Une aventure brésilienne

Un homme aura été déterminant dans le voyage brésilien de Marc Dos Santos: Cesar Sampaio. C'est au fil des discussions avec l'ancien champion du monde que l'entraîneur québécois a emprunté la voie sud-américaine plutôt que d'opter pour un poste d'adjoint dans la MLS, à Vancouver. Entre janvier 2012 et juin 2013, Dos Santos a ainsi été employé par trois clubs différents, du modeste Primeira Camisa au riche Desportivo Brasil en passant par le prestigieux Palmeiras. Récits de voyage de celui qui était surnommé Le Portugais au pays de Neymar.

La réflexion

«Après l'Impact, c'était sûr que je voulais aller au Brésil et vivre une aventure à l'étranger. Ma femme était enceinte de jumeaux et j'hésitais entre le confort nord-américain et le risque brésilien. C'est elle qui m'a donné la force en me disant: "Si on le fait, c'est maintenant, pas quand les enfants auront 14 ou 15 ans." À partir de là, tous mes doutes se sont dissipés.»

L'annonce du départ

«Quand j'ai annoncé mon arrivée pour Primeira Camisa, je me souviens d'avoir lu certaines critiques sur ce choix. Aujourd'hui, je peux dire que j'y suis allé car, pendant ce temps, ils réglaient mes papiers pour que je reste au Brésil, avec le club de Palmeiras. Cesar Sampaio allait devenir directeur technique de Palmeiras et il est très ami avec Roque Júnior, président de Primeira Camisa. Mais, je ne pouvais pas dire aux médias que j'allais à Palmeiras, ce qui a été dur pour mon orgueil.»

Primeira Camisa FC

«J'ai eu la pire équipe de l'histoire du club. Je devais travailler un mois avec Primeira Camisa et, en arrivant pour mon premier entraînement, le gazon était super haut (il montre une hauteur d'environ 70 cm). Une fois, il y a un cheval qui est passé sur le terrain. Les lignes n'étaient même pas tracées. Finalement, on a atteint les huitièmes de finale de la Copa São Paulo.»

L'arrivée à Palmeiras

«Par peur de se faire tuer par les médias, la direction de Palmeiras ne voulait pas annoncer la nomination d'un entraîneur étranger avec l'équipe réserve. Je suis donc allé avec les moins de 15 ans où cela devait passer inaperçu. Le lendemain du premier entraînement, le journal Lance! a fait un texte sur Palmeiras avec un âne qui écrivait 2+2=3. Le titre était "Un entraîneur canadien pour s'occuper de l'Académie". L'âne, c'était moi.»

Le prestige de Palmeiras

«Pour moi, c'est un club de la valeur de Chelsea ou de Manchester United avec ses 15 millions de partisans. On ne le comprend que lorsqu'on travaille là-bas. Quand j'allais à l'entraînement avec le chandail de Palmeiras, c'était un poids inexplicable, presque spirituel. Je n'ai eu ce sentiment que dans ce club-là. On a été la première équipe junior de l'histoire du club à gagner la Copa Brasil sans perdre le moindre match.»

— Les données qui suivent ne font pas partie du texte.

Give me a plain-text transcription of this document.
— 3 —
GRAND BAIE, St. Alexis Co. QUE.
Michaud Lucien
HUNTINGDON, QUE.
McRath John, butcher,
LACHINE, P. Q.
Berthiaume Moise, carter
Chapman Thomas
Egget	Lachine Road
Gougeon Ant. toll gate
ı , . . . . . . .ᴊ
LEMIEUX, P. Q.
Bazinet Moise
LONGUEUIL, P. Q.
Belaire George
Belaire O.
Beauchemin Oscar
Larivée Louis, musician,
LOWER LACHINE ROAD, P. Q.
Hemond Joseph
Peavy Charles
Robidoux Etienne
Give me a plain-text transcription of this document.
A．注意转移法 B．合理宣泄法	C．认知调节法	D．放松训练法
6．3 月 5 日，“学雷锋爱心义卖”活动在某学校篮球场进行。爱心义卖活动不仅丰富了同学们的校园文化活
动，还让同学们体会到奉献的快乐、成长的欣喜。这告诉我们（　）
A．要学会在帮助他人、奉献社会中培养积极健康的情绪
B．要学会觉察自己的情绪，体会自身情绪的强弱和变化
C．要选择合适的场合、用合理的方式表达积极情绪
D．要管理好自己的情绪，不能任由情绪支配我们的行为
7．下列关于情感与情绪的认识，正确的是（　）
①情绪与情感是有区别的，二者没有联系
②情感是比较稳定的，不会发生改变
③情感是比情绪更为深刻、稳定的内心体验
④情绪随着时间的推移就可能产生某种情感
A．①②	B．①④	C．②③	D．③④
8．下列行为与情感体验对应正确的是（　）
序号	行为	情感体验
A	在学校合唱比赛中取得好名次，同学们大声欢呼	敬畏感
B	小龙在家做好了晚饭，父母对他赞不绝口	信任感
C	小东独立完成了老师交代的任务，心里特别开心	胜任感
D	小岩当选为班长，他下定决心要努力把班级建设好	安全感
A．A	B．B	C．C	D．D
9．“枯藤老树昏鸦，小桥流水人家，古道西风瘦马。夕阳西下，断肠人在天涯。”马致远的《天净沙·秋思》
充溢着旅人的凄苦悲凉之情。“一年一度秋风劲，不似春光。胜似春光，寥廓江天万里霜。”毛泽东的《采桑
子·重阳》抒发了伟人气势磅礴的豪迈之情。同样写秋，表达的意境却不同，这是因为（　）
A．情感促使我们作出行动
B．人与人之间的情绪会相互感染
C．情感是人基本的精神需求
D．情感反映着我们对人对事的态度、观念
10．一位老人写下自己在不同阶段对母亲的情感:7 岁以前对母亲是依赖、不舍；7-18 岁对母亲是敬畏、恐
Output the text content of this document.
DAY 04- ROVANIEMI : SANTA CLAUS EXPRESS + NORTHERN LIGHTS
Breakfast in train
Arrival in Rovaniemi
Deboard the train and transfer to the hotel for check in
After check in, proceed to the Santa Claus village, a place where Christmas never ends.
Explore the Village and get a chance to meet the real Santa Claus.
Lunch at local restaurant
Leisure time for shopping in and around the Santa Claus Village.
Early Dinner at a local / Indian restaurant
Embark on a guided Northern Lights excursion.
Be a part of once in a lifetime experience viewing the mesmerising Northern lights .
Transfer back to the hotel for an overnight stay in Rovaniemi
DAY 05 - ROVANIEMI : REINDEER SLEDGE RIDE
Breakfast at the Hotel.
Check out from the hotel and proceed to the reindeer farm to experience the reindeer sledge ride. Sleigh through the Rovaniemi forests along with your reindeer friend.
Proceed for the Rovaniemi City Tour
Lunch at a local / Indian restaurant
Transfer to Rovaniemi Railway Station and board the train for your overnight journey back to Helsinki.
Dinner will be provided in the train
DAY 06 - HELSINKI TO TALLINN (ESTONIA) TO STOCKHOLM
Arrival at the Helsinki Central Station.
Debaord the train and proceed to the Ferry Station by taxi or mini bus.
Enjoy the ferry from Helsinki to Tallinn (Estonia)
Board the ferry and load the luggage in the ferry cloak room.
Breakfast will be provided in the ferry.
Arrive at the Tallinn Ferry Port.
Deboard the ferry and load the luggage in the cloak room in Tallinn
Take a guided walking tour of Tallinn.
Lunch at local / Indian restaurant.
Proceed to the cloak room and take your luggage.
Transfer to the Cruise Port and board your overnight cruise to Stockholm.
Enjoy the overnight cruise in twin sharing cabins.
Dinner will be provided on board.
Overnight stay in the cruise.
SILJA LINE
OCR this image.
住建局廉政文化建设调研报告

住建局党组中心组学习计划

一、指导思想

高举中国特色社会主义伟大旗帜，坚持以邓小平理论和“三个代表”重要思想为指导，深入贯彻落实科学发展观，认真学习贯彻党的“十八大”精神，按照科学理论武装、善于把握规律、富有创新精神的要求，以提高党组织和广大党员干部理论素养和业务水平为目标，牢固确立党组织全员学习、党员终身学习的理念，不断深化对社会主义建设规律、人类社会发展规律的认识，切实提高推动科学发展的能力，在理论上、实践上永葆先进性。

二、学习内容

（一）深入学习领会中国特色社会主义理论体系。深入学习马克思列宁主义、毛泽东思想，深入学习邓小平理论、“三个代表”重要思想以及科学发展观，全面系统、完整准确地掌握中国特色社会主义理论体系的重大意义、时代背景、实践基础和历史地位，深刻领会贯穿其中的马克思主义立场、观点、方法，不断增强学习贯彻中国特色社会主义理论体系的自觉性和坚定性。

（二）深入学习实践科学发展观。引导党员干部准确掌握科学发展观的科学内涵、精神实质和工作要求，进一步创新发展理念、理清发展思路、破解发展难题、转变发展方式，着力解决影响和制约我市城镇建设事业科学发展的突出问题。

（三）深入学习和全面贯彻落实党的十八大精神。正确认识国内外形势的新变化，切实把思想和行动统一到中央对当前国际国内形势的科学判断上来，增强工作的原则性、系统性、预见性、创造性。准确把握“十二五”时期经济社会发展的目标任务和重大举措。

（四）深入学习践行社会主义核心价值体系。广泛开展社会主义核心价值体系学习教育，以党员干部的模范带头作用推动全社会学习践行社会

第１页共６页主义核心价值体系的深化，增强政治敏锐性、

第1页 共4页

Le départ pour Desportivo Brasil

«J'allais disputer les quarts de finale du championnat paulista contre Corinthians, mais le groupe Traffic m'a demandé d'aller au Desportivo Brasil. Je ne pouvais pas quitter Palmeiras, mais ils m'ont dit: "Combien tu veux?" Là-bas, j'ai eu l'équipe la plus jeune de l'histoire du club. On a fini en tête de la phase de groupe de la Copa São Paulo, mais on a ensuite perdu contre une équipe de Palmeiras plus âgée (3 à 2).»

Le bilan

«J'ai appris à gérer des joueurs internationaux. Certains des moins de 15 ans gagnaient 10 000 $ par mois grâce à des commanditaires. Ils étaient plus difficiles à gérer que des Roberto Brown ou Ali Gerba. J'ai aussi appris à ne penser qu'au prochain match grâce à Luis Felipe Scolari. Là-bas, j'ai amélioré mon modèle de jeu et ma méthodologie d'entraînement. Ma réputation est très bonne au Brésil. Si j'y retourne demain, certains clubs comme les moins de 20 ans de Corinthians ou de Flamengo vont peut-être vouloir m'engager.»